If you're one of those disease management skeptics, you might enjoy the lingering anti-vendor schadenfreude of this bottom-up re-analysis of the MHS program that was just published in the New England Journal. However, if you are a fan of the Fed's programs for the Patient Centered Medical Home or Accountable Care Organizations, you'll also want to pay close attention to a timely reminder about the perils of contracting with CMS.
The Disease Management Care Blog explains.
Recall MHS was a CMS program designed to test old fashioned disease management in fee-for-service Medicare. A total of eight vendors launched their programs in separate geographic areas across the U.S. in the latter half of 2005. Each area had about 30,000 beneficiaries with diabetes and heart failure who were randomized to disease management or usual care in a 2:1 ratio. Participants were ill with an average of more than one recent hospitalization in the previous 12 months and more than $15,000 in baseline costs.

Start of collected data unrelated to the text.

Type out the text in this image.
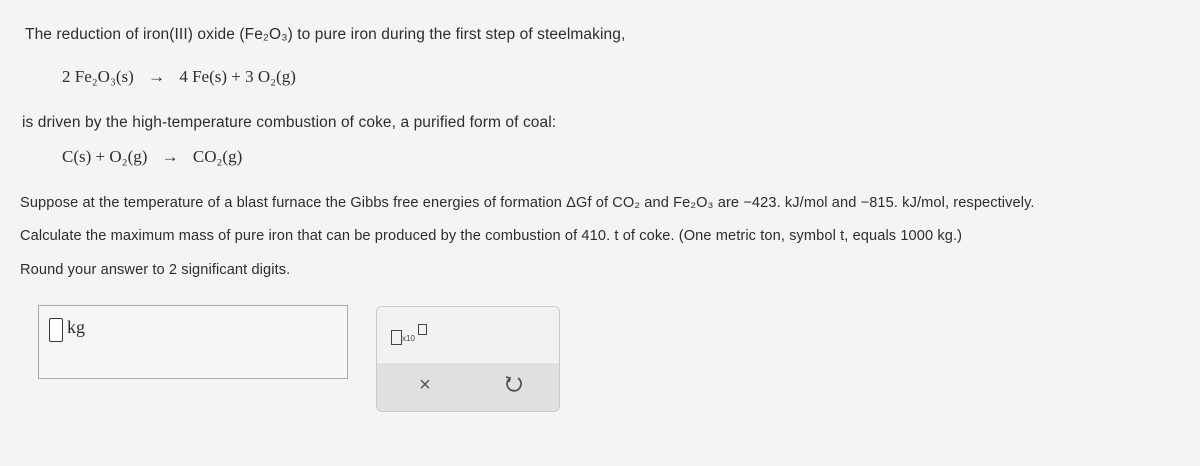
The reduction of iron(III) oxide (Fe₂O₃) to pure iron during the first step of steelmaking,
2 Fe₂O₃(s) → 4 Fe(s) + 3 O₂(g)
is driven by the high-temperature combustion of coke, a purified form of coal:
C(s) + O₂(g) → CO₂(g)
Suppose at the temperature of a blast furnace the Gibbs free energies of formation ΔGf of CO₂ and Fe₂O₃ are −423. kJ/mol and −815. kJ/mol, respectively.
Calculate the maximum mass of pure iron that can be produced by the combustion of 410. t of coke. (One metric ton, symbol t, equals 1000 kg.)
Round your answer to 2 significant digits.
kg
x10
×
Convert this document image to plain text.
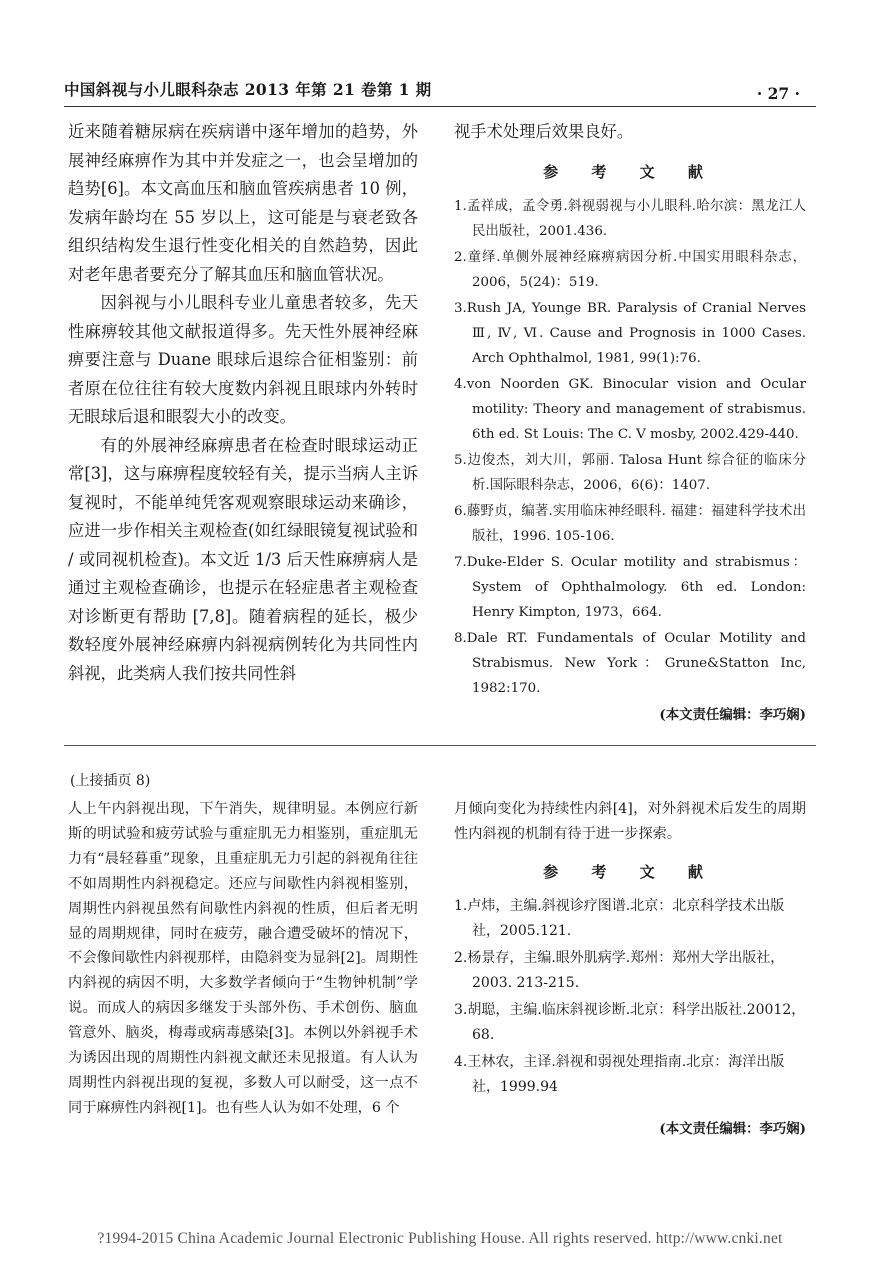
中国斜视与小儿眼科杂志 2013 年第 21 卷第 1 期	· 27 ·

近来随着糖尿病在疾病谱中逐年增加的趋势，外展神经麻痹作为其中并发症之一，也会呈增加的趋势[6]。本文高血压和脑血管疾病患者 10 例，发病年龄均在 55 岁以上，这可能是与衰老致各组织结构发生退行性变化相关的自然趋势，因此对老年患者要充分了解其血压和脑血管状况。

因斜视与小儿眼科专业儿童患者较多，先天性麻痹较其他文献报道得多。先天性外展神经麻痹要注意与 Duane 眼球后退综合征相鉴别：前者原在位往往有较大度数内斜视且眼球内外转时无眼球后退和眼裂大小的改变。

有的外展神经麻痹患者在检查时眼球运动正常[3]，这与麻痹程度较轻有关，提示当病人主诉复视时，不能单纯凭客观观察眼球运动来确诊，应进一步作相关主观检查(如红绿眼镜复视试验和 / 或同视机检查)。本文近 1/3 后天性麻痹病人是通过主观检查确诊，也提示在轻症患者主观检查对诊断更有帮助 [7,8]。随着病程的延长，极少数轻度外展神经麻痹内斜视病例转化为共同性内斜视，此类病人我们按共同性斜

视手术处理后效果良好。

参 考 文 献
1.孟祥成，孟令勇.斜视弱视与小儿眼科.哈尔滨：黑龙江人民出版社，2001.436.
2.童绎.单侧外展神经麻痹病因分析.中国实用眼科杂志，2006，5(24)：519.
3.Rush JA, Younge BR. Paralysis of Cranial Nerves Ⅲ, Ⅳ, Ⅵ. Cause and Prognosis in 1000 Cases. Arch Ophthalmol, 1981, 99(1):76.
4.von Noorden GK. Binocular vision and Ocular motility: Theory and management of strabismus. 6th ed. St Louis: The C. V mosby, 2002.429-440.
5.边俊杰，刘大川，郭丽. Talosa Hunt 综合征的临床分析.国际眼科杂志，2006，6(6)：1407.
6.藤野贞，编著.实用临床神经眼科. 福建：福建科学技术出版社，1996. 105-106.
7.Duke-Elder S. Ocular motility and strabismus：System of Ophthalmology. 6th ed. London: Henry Kimpton, 1973，664.
8.Dale RT. Fundamentals of Ocular Motility and Strabismus. New York：Grune&Statton Inc, 1982:170.
(本文责任编辑：李巧娴)
(上接插页 8)

人上午内斜视出现，下午消失，规律明显。本例应行新斯的明试验和疲劳试验与重症肌无力相鉴别，重症肌无力有“晨轻暮重”现象，且重症肌无力引起的斜视角往往不如周期性内斜视稳定。还应与间歇性内斜视相鉴别，周期性内斜视虽然有间歇性内斜视的性质，但后者无明显的周期规律，同时在疲劳，融合遭受破坏的情况下，不会像间歇性内斜视那样，由隐斜变为显斜[2]。周期性内斜视的病因不明，大多数学者倾向于“生物钟机制”学说。而成人的病因多继发于头部外伤、手术创伤、脑血管意外、脑炎，梅毒或病毒感染[3]。本例以外斜视手术为诱因出现的周期性内斜视文献还未见报道。有人认为周期性内斜视出现的复视，多数人可以耐受，这一点不同于麻痹性内斜视[1]。也有些人认为如不处理，6 个

月倾向变化为持续性内斜[4]，对外斜视术后发生的周期性内斜视的机制有待于进一步探索。

参 考 文 献
1.卢炜，主编.斜视诊疗图谱.北京：北京科学技术出版社，2005.121.
2.杨景存，主编.眼外肌病学.郑州：郑州大学出版社，2003. 213-215.
3.胡聪，主编.临床斜视诊断.北京：科学出版社.20012，68.
4.王林农，主译.斜视和弱视处理指南.北京：海洋出版社，1999.94
(本文责任编辑：李巧娴)
?1994-2015 China Academic Journal Electronic Publishing House. All rights reserved. http://www.cnki.net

The programs consisted of remote call centers staffed by nurse-coaches who counselled patients on a regular basis. Each of the vendors negotiated a monthly "at risk" administrative fee from CMS. To retain the fee, the companies had to reduce costs in excess of the fee and simultaneously achieve a variety of quality and satisfaction targets vs. the usual care patients. If they failed to save enough money, CMS clawed the money back.
The Journal's reanalysis, involving more than 240,000 beneficiary-participants, didn't shed any new light on the original depressing report to Congress. Among the eight vendors, the change in the per beneficiary per month (PBPM) cost ranged from $22 in savings to $38 in additional costs; most of the PBPM changes were in the single digits. In contrast, the fees ranged between $74 to $159 per beneficiary per month. Only three of the eight vendors had lower costs, none achieved statistical significance and none had savings that exceeded their fees. There were some improvements in quality, but they were spotty and quite modest.
Participation rates among eligible beneficiaries averaged 85%. Mean telephone contacts per patient was .7 per month and ranged from .4 to 1 per month. Patients were telephoned on average every 2.7 months; over a 30 month period, 59% were contacted at least 10 times and 23% were contacted fewer than 5 times.
And what are the lessons?
The authors had five, all of which also apply to the medical home and ACOs. The DMCB has two more.
1) Show me the money: In retrospect, the research that led to MHS that suggested that disease management "worked" was imperfect. By the way, the same can be said of the largely observational and underpowered research supporting medical homes and the total lack of any meaningful experience with ACOs. Will these innovative care approaches share the same fate as MHS? Based on what we know at this time, it can't be ruled out.
2) Needy patients: Medicare beneficiaries with diabetes and heart failure are sick. The nurse-coaches were unprepared to meet all of their patients' needs. Medical homes and ACOs may end up being surprised also.
3) Analytics: In the CMS' "data dumps" to the vendors, it was difficult to find the patients who were the most vulnerable. This good news is that modern predictive modeling analytics - despite its limitations - may enable medical homes and ACOs to target their care management at those patients with the greatest need and at the highest risk for increased costs.
4) Timely access to data: CMS' data transfers to the vendors could be tardy, resulting in telephonic outreach to patients long after it could have done any good. ACOs will need to worry about this in their dealings with CMS.
5) The doctors: despite the vendors' assurances, the disease management programs were not aligned with the beneficiaries' doctors. This is less likely to be a problem in medical homes and ACOs, but doesn't mean that they won't have to worry that their docs aren't fully buying into the notion of teaming with non-physicians.
The DMCB offers two other lessons:
In retrospect, calling sick Medicare patients infrequently may have been one factor in MHS' undoing. The telephone will probably have a role to play for medical homes and ACOs, but the best mix of telephonic and face-to-face visits remains an open question. At any rate, it seems that contacting patients at least every 30 days would be a good benchmark.
The DMCB remembers the confident "this is guaranteed to work!" hubris of yesterday's MHS architects and finds it eerily similar to the enthusiasm surrounding today's medical homes and ACOs. If the Medicare medical home and ACO programs don't work out, it'll set these innovations back ten years or more.